Von LISA-MARIE KOMP
As Tim René Salomon has set out very clearly, a military intervention in Syria cannot be considered legal, as there is no Security Council resolution, no situation of self-defence, nor do the contested doctrines of humanitarian intervention or the responsibility to protect justify an intervention. There is merit in taking a closer look at one of the prerequisites for the use of force under both humanitarian intervention, as well as under the responsibility to protect: the requirement that an intervention must have reasonable chances of offering protection to civilians. This requirement points us to the real difficulty in the case of Syria: the use of force cannot stand by itself.
Why the Security Council bears the primary responsibility for the maintenance of peace and security
Every intervention must be complemented by at least a rudimentary plan of how such an intervention will improve the situation of civilians in Syria. Without reasonable chances of protecting civilians, neither the doctrine of humanitarian intervention, nor the responsibility to protect justify military intervention. The fact that this is the case, may serve as a reminder of the reason why, in principle, the Security Council is entrusted with the decision to employ force, although it is a political body with numerous deficiencies. An authorization of the use of force under Chapter VII by the Security Council presupposes diplomatic interaction within the Council. It suggests that it has been discussed how an intervention can contribute to a solution to the conflict, that there is at least an idea of how to proceed in the aftermath of an intervention and how to continue interacting with the country concerned. Once the Council has authorized the use of force, its members are bound to such an intervention as they have agreed to it. This is not a guarantee for success, however, it does increase the pressure to solve disagreements concerning the conflict within the Council and to continue the involvement in a meaningful way.

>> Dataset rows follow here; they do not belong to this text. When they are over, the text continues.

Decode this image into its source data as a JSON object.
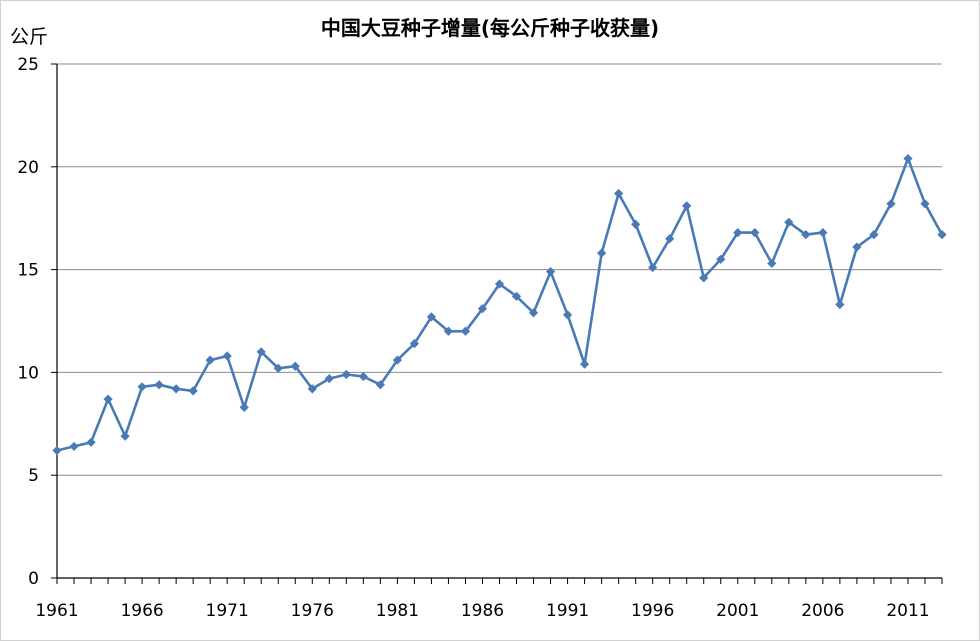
{
  "chart_data": {
    "type": "line",
    "title": "中国大豆种子增量(每公斤种子收获量)",
    "ylabel": "公斤",
    "xlabel": "",
    "ylim": [
      0,
      25
    ],
    "yticks": [
      0,
      5,
      10,
      15,
      20,
      25
    ],
    "xlim": [
      1961,
      2013
    ],
    "xtick_labels": [
      "1961",
      "1966",
      "1971",
      "1976",
      "1981",
      "1986",
      "1991",
      "1996",
      "2001",
      "2006",
      "2011"
    ],
    "grid": "horizontal",
    "legend": "none",
    "series": [
      {
        "color": "#4a7ab5",
        "marker": "diamond",
        "x": [
          1961,
          1962,
          1963,
          1964,
          1965,
          1966,
          1967,
          1968,
          1969,
          1970,
          1971,
          1972,
          1973,
          1974,
          1975,
          1976,
          1977,
          1978,
          1979,
          1980,
          1981,
          1982,
          1983,
          1984,
          1985,
          1986,
          1987,
          1988,
          1989,
          1990,
          1991,
          1992,
          1993,
          1994,
          1995,
          1996,
          1997,
          1998,
          1999,
          2000,
          2001,
          2002,
          2003,
          2004,
          2005,
          2006,
          2007,
          2008,
          2009,
          2010,
          2011,
          2012,
          2013
        ],
        "values": [
          6.2,
          6.4,
          6.6,
          8.7,
          6.9,
          9.3,
          9.4,
          9.2,
          9.1,
          10.6,
          10.8,
          8.3,
          11.0,
          10.2,
          10.3,
          9.2,
          9.7,
          9.9,
          9.8,
          9.4,
          10.6,
          11.4,
          12.7,
          12.0,
          12.0,
          13.1,
          14.3,
          13.7,
          12.9,
          14.9,
          12.8,
          10.4,
          15.8,
          18.7,
          17.2,
          15.1,
          16.5,
          18.1,
          14.6,
          15.5,
          16.8,
          16.8,
          15.3,
          17.3,
          16.7,
          16.8,
          13.3,
          16.1,
          16.7,
          18.2,
          20.4,
          18.2,
          16.7
        ]
      }
    ]
  }
}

Kosovo: the birthplace of the doctrine of humanitarian intervention
Even the doctrine of humanitarian intervention, which accepts the use of force without a Security Council resolution, presupposes a diplomatic component to the solution, as it is not possible to assume reasonable chances of successfully protecting civilians without a strategy going beyond the element of sanction. The very intervention that lies at the basis of the doctrine of humanitarian intervention demonstrates this very nicely. The air campaign on Belgrade was planned to be short and effective, ground troops were never meant to go in. Even though it was not the first time the US dealt with Milošević, in the words of Madeleine Albright: “We all had hoped that Milosevic was, frankly, a reasonable human being, who would not want to see his country bombed.” As we all know by now, Milošević does not belong to the reasonable lot. The NATO Summit commemorating its 50th anniversary was overshadowed by discussions of intensifying NATO´s air campaign “for as long as it takes.” It is now assumed that serious considerations of sending ground troops was what finally lead to Serbia´s capitulation after 78 days. At this point, we should note the similarity to the current discussion, where a promise of “no boots on the ground” is made and the campaign is planned for 60, maximum 90 days.
What should we learn from the intervention in Kosovo?
In my opinion, there are two things to remember carefully. Firstly, people like Milošević or Assad are not reasonable human beings. They do not mind to see their country bombed, especially not, if they are already told that it won´t take too long, as is the case in the current situation. Secondly, a short and “no boots on the ground” campaign is very difficult to realise. This leaves us with two possible scenarios. Either, the US and its allies face reality and break their promise not to get involved too deeply, as has been the case in Kosovo. Or, they simply do pull out after 60, maybe 90 days.
Let´s imagine for a moment that NATO alleys had stuck to their initial tactics of bombing Belgrade for a short period of time, had not seriously considered the sending of ground troops and had simply pulled out after 60, maybe 90 days. No one would think back at the intervention in a complementary way, nor would the doctrine of humanitarian intervention have been developed. For good reasons this is, as civilians would not have actually received protection.
Therefore, heads of State and government should be prudent when discussing a military intervention in Syria. Are the allied forces willing truly to offer protection to the Syrian population? If this is not the case, if sanctioning Assad is the only goal pursued, an intervention will do more harm than good. Therefore, no matter which legal ground for justification one seeks to employ, the use of force must be embedded in serious diplomatic efforts, there must be a strategy of how the intervention will truly contribute to the protection of civilians. Simply wishing to sanction the Assad regime for the use of chemical weapons is not a sufficient justification for the use of force. This result may be considered utterly unsatisfying in the present situation. Nevertheless, it highlights the importance of the basic reasoning underlying the traditional rules, as well as newly developed doctrines relating to the use of force: the use of force can never stand alone. Diplomatic means must always be part of the solution to a conflict.